Years ago I had a darling little “slide” phone. A teeny-tiny keyboard slid out from beneath the phone proper.
I could text like the wind on that little phone. Even proper punctuation was easy on it.
But it was a “dumb” phone. Not a smart phone. And it was growing old. So, with a sigh, I eventually gave up my darling little phone and upgraded. I chose another carrier and purchased a smart phone.
And the damn thing was the dumbest phone I’d ever had since my first, brick-like cell phone.
Oh, it could do all the expected things: take photos, run apps, access the Net. But the keyboard was a nightmare. No matter what I tried—turning it sideways, using different keyboard colors, changing the keyboard sensitivity, downloading different keyboard apps—I could not type an error-free text on the dratted thing to save my own life.
Frustrated beyond belief, I began using voice-to-text.
Oh, dear.
Now, mind you, my not-so-smart phone is an Android.
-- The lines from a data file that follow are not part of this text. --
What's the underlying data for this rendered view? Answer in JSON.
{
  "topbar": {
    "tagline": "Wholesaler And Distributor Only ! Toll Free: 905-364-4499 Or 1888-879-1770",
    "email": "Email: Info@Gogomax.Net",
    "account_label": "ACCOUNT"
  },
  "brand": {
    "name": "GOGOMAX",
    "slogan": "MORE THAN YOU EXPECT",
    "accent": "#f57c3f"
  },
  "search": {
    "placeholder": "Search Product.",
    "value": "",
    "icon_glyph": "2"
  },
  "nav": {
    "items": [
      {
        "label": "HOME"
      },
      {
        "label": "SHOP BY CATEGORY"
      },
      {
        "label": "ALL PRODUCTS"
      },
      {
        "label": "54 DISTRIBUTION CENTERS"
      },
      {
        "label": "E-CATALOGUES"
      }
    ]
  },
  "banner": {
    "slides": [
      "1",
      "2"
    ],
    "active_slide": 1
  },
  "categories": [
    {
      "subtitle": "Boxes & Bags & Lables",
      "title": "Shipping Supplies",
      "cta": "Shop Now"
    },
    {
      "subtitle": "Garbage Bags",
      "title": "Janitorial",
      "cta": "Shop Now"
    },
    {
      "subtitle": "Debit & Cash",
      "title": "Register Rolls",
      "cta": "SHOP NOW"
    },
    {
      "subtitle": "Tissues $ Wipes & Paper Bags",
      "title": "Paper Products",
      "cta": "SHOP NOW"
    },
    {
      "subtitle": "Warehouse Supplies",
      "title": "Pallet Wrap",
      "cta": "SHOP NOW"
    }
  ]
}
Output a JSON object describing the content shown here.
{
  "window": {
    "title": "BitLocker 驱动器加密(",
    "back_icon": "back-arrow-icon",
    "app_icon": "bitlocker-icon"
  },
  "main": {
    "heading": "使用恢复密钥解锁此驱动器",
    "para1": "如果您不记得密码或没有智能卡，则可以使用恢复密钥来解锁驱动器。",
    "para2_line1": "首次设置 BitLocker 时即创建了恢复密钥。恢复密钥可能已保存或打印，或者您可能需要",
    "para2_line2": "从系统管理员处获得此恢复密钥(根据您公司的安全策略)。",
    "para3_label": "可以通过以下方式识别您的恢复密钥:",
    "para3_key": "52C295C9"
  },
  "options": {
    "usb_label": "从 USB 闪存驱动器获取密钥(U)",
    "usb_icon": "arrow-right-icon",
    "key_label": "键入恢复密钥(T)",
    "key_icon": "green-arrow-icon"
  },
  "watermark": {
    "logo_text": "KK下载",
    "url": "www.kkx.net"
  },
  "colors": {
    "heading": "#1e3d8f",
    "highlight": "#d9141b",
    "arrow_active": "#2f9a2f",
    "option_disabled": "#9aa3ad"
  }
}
On a limited income, I was not about to pay the overreaching, exorbitant price of an iPhone. But for that very reason, I am forced to wonder why the very same phone that can, whenever I say, “Okay, Google” and make a request, figure out precisely what it is that I’m asking and type it correctly—why, why can that same phone NEVER, never ever even once type a text out correctly on the first try? Or the second. Or even the third.
The same voice—mine–asking a question is the same one speaking the text, so why?! It makes no sense.
Even worse is the damned thing’s propensity for changing what I have just said. I speak, I watch the screen, and it (for once) types what I have said. But when (as I have learned I absolutely must do!) I scroll back to check the text, I find that it has changed not just words, but entire phrases, to something else. WHY? It wrote what I said…and then, without reason or warning, changed it. I have even, to my horror and dismay, watched it change entire phrases WHILE THE TEXT IS SENDING. Right in the middle of cyberspace, BINGO! An entire sentence of carefully-spoken words is changed to something completely nonsensical. This, of course, requires a sigh and another text, correcting the nonsense that the Evil Child of Terminator has just written.
Then there is the fact that, no matter how carefully I speak, my phone can never seem to comprehend the difference when I say the words “And” and “In”. Inevitably, it switches them. And although it was finally corrected, for the longest time it could not comprehend the punctuation words, “exclamation point”, writing those words out completely unless I used the British version, saying, “exclamation mark”. Even a phone as dumb as mine should be able to figure out that I AM NOT LIVING IN BRITIAN! Nor can it still figure out the punctuation statements “Quote” and “Unquote”.
And then there is its habit of, out of the blue, capitalizing words. Words that have not, in any way, shape, or form, been spoken with emphasis. Words that do not relate to some current cultural event—not a movie, a song, or an idiocy perpetrated by a Kardashian. Nope. Just because it wants to, apparently, and consequently requiring that I backspace using that irritating, miniscule cursor (that no more obeys my thumb than does the keyboard) to correct the inaccurate upper case. The opposite, of course, is also true—no matter with what emphasis a word is spoken, the phone will not capitalize a first letter, let alone an entire word.
And there is the final (to me) insult, no matter how many times I have corrected it, of using the sub-moronic version of the decades-long accepted contraction, ‘cause, and mutating it to “cuz”. Listen, you jerk-ignorant programmers: a “cuz” is one’s cousin. The slang word is not even pronounced in the same manner. The word, “ ‘cause ” is a contraction of the full word, “because”, and has been in use in the English language since the 15th century. It is ‘cause, not cuz or cos. (Because that’s what is grammatically correct, dammit!)
The best thing I have to say of Voice-to-Text on my phone is that it is ever so slightly easier than typing on the worthless keyboard. And perhaps my next phone (which will still be an Android, because I still have the same reaction to the overpriced and really no better iPhone) will be a bit more sensitive to my spoken statements and print them out a bit more correctly.
Even if I could talk without breathing, though, I’m not holding my breath.